Operator norm

In functional analysis, a linear transformation L between normed vector spaces is said to be bounded, or to be a bounded linear operator, if the ratio of the norms of L(v) and v is bounded above, over all non-zero vectors v.

It is simple to prove that this is the same condition on L as continuity, for the topologies induced from the norms.

In the case of a matrix A acting as a linear transformation, from R^m to Rⁿ, or from C^m to Cⁿ, one can prove directly that A must be bounded. In fact the function

f(v) = ||A(v)||

is continuous as a function of v, for any norm ||.||; and the set of v with ||v|| = 1 is compact, being a closed, bounded subset. The matrix norm of A is by definition the supremum of f. In this case it is attained somewhere, again by the compactness of the domain.

In general the operator norm of a bounded linear transformation L from V to W, where V and W are both normed real vector spaces (or both normed complex) vector spaces is defined as the supremum of the ||L(v)|| taken over all v in V of norm 1. This definition uses the property ||c.v|| = |c|.||v|| where c is a scalar, to restrict attention to v with ||v|| = 1. Geometrically we need (for real scalars) to look at one vector only on each ray out from the origin 0.

Note that there are two different norms here: that in V and that in W. Even if V = W we might wish to take distinct norms on it. In fact given two norms ||.|| and |||.||| on V, the identity operator on V will have an operator norm, in passing from V with ||.|| as norm to V with |||.|||, only if we can say

|||v||| < C.||v||

for some absolute constant C, for all v. When V is finite-dimensional, we can be sure of this: for example in the case of two dimensions the conditions ||v|| = 1 and |||v||| = 1 may define a rectangle and an ellipse respectively, centred at 0. Whatever their proportions and orientations, we can magnify the rectangle so that the ellipse fits inside the enlarged rectangle; and vice versa.
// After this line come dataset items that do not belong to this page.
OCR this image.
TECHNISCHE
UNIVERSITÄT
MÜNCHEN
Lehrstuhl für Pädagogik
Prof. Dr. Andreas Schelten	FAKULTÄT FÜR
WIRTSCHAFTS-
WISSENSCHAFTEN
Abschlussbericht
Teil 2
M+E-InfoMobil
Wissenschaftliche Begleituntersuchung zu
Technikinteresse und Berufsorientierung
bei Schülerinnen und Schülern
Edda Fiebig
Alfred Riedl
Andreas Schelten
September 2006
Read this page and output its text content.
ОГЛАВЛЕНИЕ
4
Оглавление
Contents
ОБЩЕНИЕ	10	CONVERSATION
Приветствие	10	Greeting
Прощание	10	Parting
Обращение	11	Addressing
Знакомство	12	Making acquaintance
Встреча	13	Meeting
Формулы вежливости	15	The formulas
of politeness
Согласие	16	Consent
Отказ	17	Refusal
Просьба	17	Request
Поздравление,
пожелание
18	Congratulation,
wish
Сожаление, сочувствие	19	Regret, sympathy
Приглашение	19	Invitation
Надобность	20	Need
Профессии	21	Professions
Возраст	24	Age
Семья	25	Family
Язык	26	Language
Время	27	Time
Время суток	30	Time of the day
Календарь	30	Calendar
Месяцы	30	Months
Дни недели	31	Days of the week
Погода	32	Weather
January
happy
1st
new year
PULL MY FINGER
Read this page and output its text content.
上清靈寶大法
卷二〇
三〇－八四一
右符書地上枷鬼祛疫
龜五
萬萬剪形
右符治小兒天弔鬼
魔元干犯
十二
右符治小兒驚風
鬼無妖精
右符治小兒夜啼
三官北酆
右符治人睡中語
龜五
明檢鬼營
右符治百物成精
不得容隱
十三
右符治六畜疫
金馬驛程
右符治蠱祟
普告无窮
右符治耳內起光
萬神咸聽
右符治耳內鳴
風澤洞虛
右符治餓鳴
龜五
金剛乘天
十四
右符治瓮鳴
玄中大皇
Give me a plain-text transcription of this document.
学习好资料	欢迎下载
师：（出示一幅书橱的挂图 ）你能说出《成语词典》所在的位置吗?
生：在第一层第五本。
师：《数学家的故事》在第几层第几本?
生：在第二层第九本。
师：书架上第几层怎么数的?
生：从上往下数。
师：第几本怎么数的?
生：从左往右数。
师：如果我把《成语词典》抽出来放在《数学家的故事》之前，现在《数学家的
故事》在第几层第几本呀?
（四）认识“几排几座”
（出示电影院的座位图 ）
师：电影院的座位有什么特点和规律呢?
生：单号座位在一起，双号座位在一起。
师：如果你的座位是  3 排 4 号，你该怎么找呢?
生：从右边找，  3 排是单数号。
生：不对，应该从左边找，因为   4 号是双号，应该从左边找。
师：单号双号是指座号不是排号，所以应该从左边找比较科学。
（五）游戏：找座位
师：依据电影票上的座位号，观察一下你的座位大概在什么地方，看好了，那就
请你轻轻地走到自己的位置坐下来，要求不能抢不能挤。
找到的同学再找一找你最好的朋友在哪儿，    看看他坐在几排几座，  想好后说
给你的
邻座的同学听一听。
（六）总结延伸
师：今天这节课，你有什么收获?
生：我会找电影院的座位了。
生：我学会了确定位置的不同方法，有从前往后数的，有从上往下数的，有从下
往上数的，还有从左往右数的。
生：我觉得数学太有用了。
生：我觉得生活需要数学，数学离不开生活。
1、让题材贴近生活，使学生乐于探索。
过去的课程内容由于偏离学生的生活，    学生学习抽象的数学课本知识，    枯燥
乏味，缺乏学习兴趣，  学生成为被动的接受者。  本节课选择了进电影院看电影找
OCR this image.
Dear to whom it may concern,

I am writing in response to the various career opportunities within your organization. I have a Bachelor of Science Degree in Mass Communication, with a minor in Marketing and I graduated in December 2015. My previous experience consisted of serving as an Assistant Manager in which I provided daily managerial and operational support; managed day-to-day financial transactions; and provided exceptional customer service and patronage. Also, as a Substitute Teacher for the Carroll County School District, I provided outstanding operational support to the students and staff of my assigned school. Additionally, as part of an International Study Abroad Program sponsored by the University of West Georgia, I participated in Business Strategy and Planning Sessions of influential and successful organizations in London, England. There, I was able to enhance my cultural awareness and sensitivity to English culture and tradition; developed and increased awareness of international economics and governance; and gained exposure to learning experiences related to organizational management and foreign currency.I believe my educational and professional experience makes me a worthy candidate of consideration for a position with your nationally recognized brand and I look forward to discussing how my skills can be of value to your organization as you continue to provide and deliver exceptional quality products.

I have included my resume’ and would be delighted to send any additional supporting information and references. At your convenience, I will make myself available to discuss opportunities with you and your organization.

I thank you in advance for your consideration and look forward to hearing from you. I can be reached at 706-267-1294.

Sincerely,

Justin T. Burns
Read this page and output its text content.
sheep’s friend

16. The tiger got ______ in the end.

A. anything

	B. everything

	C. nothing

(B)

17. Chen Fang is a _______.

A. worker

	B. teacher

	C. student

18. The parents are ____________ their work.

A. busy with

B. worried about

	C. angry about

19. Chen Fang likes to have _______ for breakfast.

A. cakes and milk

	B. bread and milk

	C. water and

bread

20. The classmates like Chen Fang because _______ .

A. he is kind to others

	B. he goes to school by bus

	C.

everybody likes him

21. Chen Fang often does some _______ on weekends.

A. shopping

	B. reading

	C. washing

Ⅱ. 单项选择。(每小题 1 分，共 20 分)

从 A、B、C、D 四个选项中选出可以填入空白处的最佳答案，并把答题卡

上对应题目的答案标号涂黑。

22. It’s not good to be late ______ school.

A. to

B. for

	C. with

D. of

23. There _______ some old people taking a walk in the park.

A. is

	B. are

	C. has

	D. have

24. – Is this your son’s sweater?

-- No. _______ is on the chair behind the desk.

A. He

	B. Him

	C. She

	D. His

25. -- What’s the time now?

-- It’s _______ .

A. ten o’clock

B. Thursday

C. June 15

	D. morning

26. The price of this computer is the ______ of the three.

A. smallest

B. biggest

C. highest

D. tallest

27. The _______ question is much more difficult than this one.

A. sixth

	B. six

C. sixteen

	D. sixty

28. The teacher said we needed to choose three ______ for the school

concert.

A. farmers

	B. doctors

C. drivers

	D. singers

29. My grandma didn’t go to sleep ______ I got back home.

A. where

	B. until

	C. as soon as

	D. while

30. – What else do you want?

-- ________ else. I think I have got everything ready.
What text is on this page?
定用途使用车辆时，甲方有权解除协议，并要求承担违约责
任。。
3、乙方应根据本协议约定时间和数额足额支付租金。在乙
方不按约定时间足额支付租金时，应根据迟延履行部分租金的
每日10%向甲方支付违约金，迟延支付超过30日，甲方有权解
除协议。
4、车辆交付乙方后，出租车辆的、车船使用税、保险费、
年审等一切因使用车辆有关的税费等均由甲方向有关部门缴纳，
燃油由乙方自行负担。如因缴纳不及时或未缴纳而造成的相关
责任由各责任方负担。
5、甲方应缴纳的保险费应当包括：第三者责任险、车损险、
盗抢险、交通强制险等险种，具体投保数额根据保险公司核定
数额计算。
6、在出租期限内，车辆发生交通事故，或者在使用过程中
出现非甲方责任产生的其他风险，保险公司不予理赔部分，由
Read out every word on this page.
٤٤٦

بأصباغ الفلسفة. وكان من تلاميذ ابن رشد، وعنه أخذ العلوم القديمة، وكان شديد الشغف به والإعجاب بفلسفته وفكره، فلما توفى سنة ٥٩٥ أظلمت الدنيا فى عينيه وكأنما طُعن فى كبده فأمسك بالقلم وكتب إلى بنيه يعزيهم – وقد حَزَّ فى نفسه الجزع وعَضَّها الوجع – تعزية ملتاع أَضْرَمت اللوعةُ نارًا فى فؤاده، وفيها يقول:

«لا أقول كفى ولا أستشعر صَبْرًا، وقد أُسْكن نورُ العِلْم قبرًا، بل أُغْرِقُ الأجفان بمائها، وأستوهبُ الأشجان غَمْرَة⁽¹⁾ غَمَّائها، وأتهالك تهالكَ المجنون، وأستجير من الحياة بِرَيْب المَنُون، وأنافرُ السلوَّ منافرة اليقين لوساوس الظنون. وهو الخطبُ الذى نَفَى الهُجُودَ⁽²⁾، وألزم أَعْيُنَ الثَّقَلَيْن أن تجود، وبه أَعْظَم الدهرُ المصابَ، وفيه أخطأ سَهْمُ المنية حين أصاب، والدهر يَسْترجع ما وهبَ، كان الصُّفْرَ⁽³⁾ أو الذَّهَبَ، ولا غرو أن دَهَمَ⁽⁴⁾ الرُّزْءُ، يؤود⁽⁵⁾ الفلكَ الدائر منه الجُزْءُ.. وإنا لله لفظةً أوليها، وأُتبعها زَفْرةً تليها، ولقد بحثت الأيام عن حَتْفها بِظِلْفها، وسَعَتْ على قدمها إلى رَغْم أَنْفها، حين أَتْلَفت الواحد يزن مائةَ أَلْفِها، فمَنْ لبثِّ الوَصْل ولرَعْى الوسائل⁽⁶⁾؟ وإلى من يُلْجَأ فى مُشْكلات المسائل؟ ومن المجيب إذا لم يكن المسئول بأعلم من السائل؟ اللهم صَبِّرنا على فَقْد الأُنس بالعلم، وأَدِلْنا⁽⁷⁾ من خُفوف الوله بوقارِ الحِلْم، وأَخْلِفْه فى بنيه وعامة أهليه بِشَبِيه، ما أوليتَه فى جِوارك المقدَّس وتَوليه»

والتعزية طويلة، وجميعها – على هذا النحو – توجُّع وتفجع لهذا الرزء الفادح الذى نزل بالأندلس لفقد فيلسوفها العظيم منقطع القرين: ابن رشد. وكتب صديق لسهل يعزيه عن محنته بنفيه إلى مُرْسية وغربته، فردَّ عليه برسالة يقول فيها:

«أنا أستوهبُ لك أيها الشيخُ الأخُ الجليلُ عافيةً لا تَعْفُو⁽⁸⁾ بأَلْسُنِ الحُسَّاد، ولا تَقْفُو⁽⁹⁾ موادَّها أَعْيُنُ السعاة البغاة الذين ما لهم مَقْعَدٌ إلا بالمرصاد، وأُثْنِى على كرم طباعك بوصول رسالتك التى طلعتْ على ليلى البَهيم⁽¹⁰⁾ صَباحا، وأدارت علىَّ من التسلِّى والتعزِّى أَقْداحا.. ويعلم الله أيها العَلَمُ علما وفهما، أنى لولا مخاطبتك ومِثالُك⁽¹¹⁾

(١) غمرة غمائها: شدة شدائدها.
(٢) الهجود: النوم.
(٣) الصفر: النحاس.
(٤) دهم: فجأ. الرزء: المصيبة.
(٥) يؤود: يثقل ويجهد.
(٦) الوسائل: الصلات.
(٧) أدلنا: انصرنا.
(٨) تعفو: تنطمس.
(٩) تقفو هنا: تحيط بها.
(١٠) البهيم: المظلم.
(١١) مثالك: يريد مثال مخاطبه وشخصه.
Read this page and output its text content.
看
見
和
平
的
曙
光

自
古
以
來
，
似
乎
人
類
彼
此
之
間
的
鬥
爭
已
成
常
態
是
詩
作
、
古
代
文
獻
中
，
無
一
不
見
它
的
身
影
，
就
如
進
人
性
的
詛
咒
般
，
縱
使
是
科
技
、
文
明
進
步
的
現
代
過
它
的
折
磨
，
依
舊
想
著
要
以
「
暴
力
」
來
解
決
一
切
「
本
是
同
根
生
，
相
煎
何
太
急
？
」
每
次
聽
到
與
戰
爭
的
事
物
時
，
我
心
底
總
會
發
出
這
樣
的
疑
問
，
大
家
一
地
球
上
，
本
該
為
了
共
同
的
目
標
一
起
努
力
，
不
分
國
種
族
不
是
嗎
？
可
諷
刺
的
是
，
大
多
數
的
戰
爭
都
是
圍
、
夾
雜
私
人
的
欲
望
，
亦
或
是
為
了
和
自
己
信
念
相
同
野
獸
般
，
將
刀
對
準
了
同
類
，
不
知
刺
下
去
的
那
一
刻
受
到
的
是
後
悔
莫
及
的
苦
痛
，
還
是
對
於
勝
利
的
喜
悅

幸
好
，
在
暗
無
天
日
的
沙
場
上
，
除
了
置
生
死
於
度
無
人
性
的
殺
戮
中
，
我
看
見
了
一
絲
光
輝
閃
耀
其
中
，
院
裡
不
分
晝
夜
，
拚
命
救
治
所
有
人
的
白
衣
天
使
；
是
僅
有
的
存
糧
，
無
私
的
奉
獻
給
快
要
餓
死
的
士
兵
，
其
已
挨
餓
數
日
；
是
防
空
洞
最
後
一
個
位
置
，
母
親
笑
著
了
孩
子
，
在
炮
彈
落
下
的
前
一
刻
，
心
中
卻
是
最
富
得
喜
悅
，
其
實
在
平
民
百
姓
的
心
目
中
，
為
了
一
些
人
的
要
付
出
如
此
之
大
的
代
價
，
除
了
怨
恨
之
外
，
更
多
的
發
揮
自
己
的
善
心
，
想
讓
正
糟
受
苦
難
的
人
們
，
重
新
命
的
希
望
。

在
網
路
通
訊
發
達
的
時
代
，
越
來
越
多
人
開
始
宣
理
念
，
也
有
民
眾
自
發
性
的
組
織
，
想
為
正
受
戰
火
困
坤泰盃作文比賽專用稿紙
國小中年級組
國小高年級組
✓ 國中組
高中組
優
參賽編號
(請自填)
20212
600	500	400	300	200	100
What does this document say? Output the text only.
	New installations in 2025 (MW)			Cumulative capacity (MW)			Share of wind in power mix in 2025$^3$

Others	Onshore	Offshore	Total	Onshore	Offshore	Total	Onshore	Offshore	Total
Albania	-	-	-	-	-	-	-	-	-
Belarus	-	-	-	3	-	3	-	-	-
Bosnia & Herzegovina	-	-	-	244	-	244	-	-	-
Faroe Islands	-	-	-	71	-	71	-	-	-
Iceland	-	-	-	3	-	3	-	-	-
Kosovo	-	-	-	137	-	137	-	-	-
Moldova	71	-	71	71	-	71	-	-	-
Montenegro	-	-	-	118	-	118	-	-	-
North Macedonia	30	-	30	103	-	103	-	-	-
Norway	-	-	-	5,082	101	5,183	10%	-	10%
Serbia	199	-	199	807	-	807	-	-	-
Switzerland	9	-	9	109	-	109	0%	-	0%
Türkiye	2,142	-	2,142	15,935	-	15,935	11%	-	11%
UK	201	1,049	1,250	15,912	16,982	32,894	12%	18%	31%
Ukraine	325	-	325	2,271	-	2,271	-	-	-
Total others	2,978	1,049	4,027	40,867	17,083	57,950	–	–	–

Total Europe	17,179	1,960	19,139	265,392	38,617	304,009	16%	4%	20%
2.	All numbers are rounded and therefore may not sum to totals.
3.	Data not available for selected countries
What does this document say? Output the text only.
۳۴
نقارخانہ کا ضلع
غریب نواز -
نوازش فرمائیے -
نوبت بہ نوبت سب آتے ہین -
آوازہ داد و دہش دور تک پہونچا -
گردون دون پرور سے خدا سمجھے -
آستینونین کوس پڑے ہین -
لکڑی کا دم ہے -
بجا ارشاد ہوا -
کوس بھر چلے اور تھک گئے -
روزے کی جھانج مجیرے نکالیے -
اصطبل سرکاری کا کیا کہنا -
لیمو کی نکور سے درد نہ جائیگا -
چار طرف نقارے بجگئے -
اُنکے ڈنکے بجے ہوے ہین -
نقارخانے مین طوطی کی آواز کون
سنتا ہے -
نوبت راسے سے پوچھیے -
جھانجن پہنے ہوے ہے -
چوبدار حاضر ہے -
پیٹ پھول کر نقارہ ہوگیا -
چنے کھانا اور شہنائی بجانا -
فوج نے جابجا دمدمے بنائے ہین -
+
This is, however, a phenomenon of finite dimensions: that all norms will turn out to be equivalent: they stay within constant multiples of each other, and from a topological point of view they give the same open sets. This all fails for infinite-dimensional spaces. This can be seen, for example, by considering the differentiation operator D, as applied to trigonometric polynomials. We can take the root mean square as norm: since D(e^inx) = ine^inx, the norms of D applied to the finite-dimensional subspaces of the Hilbert space grow beyond any bounds. Therefore an operator as fundamental as D can fail to have an operator norm.

A basic theorem applies the Baire category theorem to show that if L has as domain and range Banach spaces, it will be bounded. That is, in the example just given, D must not be defined on all square-integrable Fourier series; and indeed we know that they can represent continuous but nowhere differentiable functions. The intuition is that if L magnifies norms of some vectors by as large a number as we choose, we should be able to condense singularities - choose a vector v that sums up others for which it would be contradictory for ||L(v)|| to be finite - showing that the domain of L cannot be the whole of V.